Pode ser que o ideal seja discutir um determinado conteúdo em uma
rede social, ou produzir um blog colaborativo, ou um jornal mural… Pode
mesmo ocorrer de o melhor ser não utilizar nenhuma dessas tecnologias,
pois determinado projeto pode ser mais interessante se houver uma
apresentação para a comunidade encenada em forma de peça teatral ou
apresentação multimídia.
Insisto no entendimento de que a inovação não está no fato de
levarmos um blog, um vídeo, o Scratch ou qualquer outra tecnologia para
a sala de aula, e sim no uso que fazemos desses recursos.
Outro exemplo: durante uma oficina de vídeo que ministrei no
Colégio Visconde de Porto Seguro,
uma professora iniciou a produção de animações a partir de desenhos dos
alunos e de um roteiro de conto colaborativo, também totalmente
produzido por eles. Ora, o vídeo por si só não é inovador, mas envolver
os alunos em todas as etapas da produção, dentro de uma necessidade de
aprendizagem e enriquecendo o trabalho com a produção de uma atividade
de relevância social, é inovador para aquele contexto e para os alunos.
Nesse exemplo, a maior parte do tempo de dedicação do trabalho da
professora foi investido em orientar e provocar os alunos para
produzirem materiais. Imaginem quanto tempo ela gastaria se fosse
escrever o roteiro, produzir as imagens e narrar o vídeo para ensinar
algum conteúdo? Estratégias como estas permitem que o professor tenha
mais foco no trabalho pedagógico e use as tecnologias adequadas no
momento em que mais precisam delas, de acordo com as demandas da aula.

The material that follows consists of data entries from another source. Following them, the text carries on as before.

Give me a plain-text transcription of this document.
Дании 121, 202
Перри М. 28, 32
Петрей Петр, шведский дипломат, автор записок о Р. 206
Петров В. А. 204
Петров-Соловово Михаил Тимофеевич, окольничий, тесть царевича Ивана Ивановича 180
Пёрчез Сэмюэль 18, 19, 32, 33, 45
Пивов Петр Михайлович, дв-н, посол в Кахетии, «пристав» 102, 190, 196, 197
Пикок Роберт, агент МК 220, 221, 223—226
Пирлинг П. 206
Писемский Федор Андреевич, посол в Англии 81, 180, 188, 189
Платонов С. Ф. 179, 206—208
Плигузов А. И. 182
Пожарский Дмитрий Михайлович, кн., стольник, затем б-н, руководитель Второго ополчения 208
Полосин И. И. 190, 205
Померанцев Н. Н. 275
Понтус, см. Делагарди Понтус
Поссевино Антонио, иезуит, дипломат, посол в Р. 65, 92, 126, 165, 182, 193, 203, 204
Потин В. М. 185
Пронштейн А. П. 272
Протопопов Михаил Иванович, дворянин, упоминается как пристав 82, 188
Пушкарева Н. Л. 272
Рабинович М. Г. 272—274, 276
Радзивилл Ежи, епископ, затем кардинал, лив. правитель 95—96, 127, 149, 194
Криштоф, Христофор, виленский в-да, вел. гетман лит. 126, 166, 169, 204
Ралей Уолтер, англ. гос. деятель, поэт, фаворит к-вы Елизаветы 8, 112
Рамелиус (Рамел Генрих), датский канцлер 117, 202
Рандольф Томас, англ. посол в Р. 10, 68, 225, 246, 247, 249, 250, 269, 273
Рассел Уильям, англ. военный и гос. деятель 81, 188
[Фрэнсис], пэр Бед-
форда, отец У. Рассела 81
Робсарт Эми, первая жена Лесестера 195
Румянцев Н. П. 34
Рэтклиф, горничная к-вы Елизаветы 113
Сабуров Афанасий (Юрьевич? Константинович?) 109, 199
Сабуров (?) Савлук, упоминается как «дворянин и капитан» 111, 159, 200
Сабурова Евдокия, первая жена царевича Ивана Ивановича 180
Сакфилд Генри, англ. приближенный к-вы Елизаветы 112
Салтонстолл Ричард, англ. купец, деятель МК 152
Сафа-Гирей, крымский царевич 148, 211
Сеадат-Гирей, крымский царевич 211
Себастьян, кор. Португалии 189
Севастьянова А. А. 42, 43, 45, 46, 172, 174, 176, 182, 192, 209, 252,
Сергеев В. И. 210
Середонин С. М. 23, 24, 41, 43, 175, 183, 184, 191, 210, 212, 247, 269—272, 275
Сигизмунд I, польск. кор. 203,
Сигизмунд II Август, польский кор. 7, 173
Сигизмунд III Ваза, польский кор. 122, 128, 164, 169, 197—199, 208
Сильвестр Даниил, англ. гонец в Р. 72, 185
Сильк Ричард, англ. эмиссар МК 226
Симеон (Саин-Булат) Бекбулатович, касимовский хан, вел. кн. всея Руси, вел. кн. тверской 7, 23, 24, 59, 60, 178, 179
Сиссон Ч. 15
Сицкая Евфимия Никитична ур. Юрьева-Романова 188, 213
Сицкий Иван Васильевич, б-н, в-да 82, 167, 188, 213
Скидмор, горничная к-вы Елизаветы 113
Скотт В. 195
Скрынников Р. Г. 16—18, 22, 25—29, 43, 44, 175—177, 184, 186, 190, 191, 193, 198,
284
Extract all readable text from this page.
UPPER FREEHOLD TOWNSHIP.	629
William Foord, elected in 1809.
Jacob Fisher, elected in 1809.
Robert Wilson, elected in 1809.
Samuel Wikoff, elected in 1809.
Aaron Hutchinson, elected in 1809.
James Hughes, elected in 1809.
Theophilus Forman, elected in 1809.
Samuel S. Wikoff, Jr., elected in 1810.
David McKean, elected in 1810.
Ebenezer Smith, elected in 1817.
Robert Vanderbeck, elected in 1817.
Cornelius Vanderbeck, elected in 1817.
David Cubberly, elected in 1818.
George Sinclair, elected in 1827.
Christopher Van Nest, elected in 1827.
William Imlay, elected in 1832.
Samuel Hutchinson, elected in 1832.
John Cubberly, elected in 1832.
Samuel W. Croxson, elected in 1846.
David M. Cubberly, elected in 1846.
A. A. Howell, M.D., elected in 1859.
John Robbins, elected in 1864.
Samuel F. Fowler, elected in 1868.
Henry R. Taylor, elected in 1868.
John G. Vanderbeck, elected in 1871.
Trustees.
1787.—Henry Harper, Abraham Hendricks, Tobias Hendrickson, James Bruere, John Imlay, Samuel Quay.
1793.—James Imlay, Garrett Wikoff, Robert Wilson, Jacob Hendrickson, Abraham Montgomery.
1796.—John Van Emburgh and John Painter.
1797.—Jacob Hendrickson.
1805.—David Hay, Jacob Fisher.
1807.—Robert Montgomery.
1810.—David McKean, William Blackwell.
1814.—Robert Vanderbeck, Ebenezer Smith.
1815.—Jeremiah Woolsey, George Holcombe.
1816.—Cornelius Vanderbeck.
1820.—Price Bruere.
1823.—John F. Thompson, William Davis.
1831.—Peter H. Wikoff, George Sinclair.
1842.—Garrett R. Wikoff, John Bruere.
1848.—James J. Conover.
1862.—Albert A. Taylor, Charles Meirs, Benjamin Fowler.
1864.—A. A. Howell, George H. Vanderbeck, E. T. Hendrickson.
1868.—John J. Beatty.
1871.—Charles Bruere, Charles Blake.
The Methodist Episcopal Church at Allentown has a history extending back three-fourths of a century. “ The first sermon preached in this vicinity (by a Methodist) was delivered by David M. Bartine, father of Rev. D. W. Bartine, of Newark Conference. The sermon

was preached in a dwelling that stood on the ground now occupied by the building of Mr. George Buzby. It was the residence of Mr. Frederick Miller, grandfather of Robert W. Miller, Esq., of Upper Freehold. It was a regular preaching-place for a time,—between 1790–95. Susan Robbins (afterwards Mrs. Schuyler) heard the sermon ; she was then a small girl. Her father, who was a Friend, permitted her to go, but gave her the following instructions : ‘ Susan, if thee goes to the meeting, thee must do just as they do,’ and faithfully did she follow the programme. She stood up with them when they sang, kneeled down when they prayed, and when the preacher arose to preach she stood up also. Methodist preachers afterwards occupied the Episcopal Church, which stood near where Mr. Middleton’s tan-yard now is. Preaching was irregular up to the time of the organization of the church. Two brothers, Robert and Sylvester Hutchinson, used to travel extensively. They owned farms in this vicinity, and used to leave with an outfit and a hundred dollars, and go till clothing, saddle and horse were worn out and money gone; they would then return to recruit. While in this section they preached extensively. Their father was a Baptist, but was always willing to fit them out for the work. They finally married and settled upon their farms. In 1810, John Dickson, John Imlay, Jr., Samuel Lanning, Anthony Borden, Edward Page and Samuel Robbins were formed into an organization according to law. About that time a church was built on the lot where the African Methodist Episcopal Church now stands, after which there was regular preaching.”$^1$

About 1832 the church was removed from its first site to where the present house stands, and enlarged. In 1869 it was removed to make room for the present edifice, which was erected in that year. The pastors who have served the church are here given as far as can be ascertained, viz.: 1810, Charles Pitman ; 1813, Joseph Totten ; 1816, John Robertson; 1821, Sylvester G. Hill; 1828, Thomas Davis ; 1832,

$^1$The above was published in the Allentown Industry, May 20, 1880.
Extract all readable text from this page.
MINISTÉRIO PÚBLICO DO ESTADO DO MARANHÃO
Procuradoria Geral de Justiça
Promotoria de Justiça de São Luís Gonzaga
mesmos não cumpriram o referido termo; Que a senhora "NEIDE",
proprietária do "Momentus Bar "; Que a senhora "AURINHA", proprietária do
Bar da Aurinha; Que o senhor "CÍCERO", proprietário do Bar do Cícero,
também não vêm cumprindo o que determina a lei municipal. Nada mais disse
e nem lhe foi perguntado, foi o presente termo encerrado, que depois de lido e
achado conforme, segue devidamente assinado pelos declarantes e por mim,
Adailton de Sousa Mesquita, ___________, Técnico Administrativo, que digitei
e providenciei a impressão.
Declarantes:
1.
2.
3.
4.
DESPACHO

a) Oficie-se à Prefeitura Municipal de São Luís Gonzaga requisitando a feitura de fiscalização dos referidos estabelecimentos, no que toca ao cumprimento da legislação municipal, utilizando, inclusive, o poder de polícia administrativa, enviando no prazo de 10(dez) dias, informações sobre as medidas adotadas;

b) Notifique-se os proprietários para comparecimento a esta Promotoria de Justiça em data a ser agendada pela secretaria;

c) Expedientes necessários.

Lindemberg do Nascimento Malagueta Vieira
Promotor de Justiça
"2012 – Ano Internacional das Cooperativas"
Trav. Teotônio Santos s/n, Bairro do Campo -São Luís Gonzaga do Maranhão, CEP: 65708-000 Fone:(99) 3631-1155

- Não sair da frente da lousa
A lousa tradicionalmente é reconhecida como um instrumento do
professor. Em escolas em que trabalhei anos atrás, bom professor era
aquele capaz de utilizar a lousa “passando bastante conteúdo”. Bom aluno
era o que atendia também a esta expectativa, ou seja, copiava tudo
bonitinho no caderno e prestava atenção.
Em outro extremo, às vezes não percebemos e ficamos muito encantados
com tecnologias que parecem novas, mas não são nem tão novas assim, como
é o caso da lousa digital. Obviamente os recursos que hoje temos nas
lousas digitais são suficientes para gostarmos mais delas do que da
lousa comum, mas não foram suficientes ainda para pararmos de utilizá-la
da mesma forma que era empregado o quadro negro (ainda que eu pense que
mesmo a antiga lousa pudesse ser usada de outra forma, tal como o
mimeógrafo e o episcópio, abordados no artigo anterior).
O que ocorre é que a lousa digital é tão interessante que realmente
poderia ser usada de forma mais interativa. Se os alunos gostam tanto
dela, nós professores poderíamos provocá-los para que interagissem mais
com os seus recursos. Atividades simples como propor desafios, navegar
na web e fazer explicações em público deveriam ser mais utilizadas.
Outro aspecto a ser repensado são os conteúdos digitais expostos na
lousa. A grande maioria é feita pensando na lógica dos computadores em
laboratório de informática (ou mesmo em netbooks). Esta é uma falha
imperdoável, pois para que a aula seja interativa as atividades precisam
propor a resolução de desafios que sejam resolvidos em diferentes
grupos, caso contrário o professor será um mero “passador de conteúdos
digitais”, com a diferença de que ao invés de escrever na lousa vai
apertar apenas os botões de avançar e voltar.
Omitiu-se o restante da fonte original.